6. Practical Implementations and Variants
Several OTA-FD realizations are reported:
- FedAvg/FL vs. FD vs. Hybrid FD (HFD): FL transmits full models/gradients, FD exchanges only soft outputs, HFD enhances FD by mixing “covariate vectors” before distillation for improved generalization (Ahn et al., 2020, Ahn et al., 2019).
- Analog OTA-FD: (Joint source–channel coding) Direct, redundancy-coded transmission of logits/soft-labels using analog modulation, with repetition coding for MSE reduction (Ahn et al., 2020, Ahn et al., 2019).
- Digital OTA-FD: (Source–channel separated) Quantized, possibly sparsified transmission, relying on digital communication, less robust to strict spectral constraints.
- SCENE Noncoherent OTA-FD: Estimator with constant-envelope signaling and energy-based detection for pilot-free and hardware-friendly operation (Chen et al., 17 Feb 2026).
PHY-layer considerations include synchronization/beaconing, channel estimation for coherent schemes, power control, and fallback strategies to digital aggregation for devices with deep fades (Seo et al., 2020). Beamforming optimization on the PS can further improve learning performance under MIMO architectures (Hu et al., 21 Jul 2025).

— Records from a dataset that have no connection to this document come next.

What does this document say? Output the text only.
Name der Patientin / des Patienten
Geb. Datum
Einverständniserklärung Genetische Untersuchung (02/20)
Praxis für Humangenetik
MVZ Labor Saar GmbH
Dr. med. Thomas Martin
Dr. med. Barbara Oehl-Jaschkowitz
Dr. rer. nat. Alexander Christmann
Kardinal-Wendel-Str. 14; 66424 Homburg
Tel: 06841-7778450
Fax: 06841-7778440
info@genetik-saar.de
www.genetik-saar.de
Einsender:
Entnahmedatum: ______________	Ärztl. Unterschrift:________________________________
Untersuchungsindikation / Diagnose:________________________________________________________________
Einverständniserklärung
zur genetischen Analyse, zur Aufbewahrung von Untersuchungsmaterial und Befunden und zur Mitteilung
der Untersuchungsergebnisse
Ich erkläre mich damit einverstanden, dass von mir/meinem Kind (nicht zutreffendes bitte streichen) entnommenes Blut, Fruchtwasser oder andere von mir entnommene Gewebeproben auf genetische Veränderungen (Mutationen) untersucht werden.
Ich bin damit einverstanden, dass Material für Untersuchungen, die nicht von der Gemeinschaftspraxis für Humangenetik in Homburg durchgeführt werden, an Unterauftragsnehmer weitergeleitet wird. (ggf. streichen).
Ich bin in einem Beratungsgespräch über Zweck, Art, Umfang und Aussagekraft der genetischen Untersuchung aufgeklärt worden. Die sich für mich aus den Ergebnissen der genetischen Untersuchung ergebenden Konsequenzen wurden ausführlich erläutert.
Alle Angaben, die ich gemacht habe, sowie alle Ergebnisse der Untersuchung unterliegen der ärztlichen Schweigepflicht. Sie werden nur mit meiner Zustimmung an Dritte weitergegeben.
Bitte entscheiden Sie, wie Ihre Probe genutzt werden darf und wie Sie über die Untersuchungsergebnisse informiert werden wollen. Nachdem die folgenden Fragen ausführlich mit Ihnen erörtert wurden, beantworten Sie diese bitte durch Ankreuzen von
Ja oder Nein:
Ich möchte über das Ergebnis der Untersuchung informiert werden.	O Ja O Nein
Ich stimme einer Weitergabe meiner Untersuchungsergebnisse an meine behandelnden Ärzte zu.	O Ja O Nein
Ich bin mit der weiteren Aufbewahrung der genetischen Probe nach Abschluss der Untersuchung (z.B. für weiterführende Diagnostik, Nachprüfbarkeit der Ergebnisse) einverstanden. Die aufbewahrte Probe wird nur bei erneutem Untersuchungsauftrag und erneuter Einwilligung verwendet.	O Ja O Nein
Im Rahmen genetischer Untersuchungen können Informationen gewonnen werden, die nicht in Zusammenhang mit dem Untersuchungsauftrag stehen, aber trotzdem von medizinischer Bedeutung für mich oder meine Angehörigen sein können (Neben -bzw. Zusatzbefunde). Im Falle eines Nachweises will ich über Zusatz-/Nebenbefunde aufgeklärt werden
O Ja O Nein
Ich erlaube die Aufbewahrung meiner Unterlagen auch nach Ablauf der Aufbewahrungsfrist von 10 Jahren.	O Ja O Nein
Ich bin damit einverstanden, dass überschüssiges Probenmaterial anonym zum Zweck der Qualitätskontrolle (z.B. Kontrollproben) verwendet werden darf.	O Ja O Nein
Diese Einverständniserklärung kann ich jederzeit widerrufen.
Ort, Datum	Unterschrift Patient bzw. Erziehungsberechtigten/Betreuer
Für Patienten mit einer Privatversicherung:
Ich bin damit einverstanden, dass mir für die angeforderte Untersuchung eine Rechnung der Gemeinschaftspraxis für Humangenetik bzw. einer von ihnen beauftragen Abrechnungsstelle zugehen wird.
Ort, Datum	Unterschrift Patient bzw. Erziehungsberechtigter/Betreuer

7. Summary Table of OTA-FD Techniques
| Reference | OTA Aggregation Mechanism | Privacy | Transceiver Optimization | Empirical Observations |
|---|---|---|---|---|
| (Hu et al., 6 Aug 2025) | Coherent, CSI-based, 4-dim | Gaussian DP, joint | Closed-form, 2-timescale | Superior privacy/utility tradeoff, order-of-magnitude speedup over FL |
| (Seo et al., 2020) | Coherent, analog summation | None | Power/phase alignment | O(M)-size payload, fast convergence, SNR-dependent accuracy |
| (Hu et al., 21 Jul 2025) | Uplink power/beamformer opt. | None | SDR-based beamforming | Near-FD performance, drastic comm. savings, robust to imperfect CSI |
| (Ahn et al., 2020) | Both analog and digital, HFD | None | Compression/repetition | HFD outperforms FL/FD at low SNR, analog robust at low bandwidth |
| (Chen et al., 17 Feb 2026) | Noncoherent, energy detection | None | Constant-envelope HW | Pilot-free, O(1/(SM)) MSE, preferred for short coherence/hardware limits |
8. Concluding Remarks
Over-the-Air Federated Distillation, including its privacy-protected and noncoherent variants, enables dramatic reductions in wireless edge learning communication costs relative to FL, with minor or no compromise in learning performance. The co-design of communication, privacy, and learning variables is both analytically tractable and practically critical—the optimality of protocol configuration fundamentally depends on the device/channel environment, privacy regime, and resource constraints. Noncoherent schemes such as SCENE are especially suited to short-coherence and hardware-restricted deployments, while full coherent OTA-FD with beamforming and DP noise injection delivers near-ideal trade-offs in lower-mobility, high-SNR wireless networks. These advances position OTA-FD as a central technique for scalable and secure federated intelligence at the wireless edge (Hu et al., 6 Aug 2025, Hu et al., 21 Jul 2025, Seo et al., 2020, Ahn et al., 2020, Ahn et al., 2019, Chen et al., 17 Feb 2026).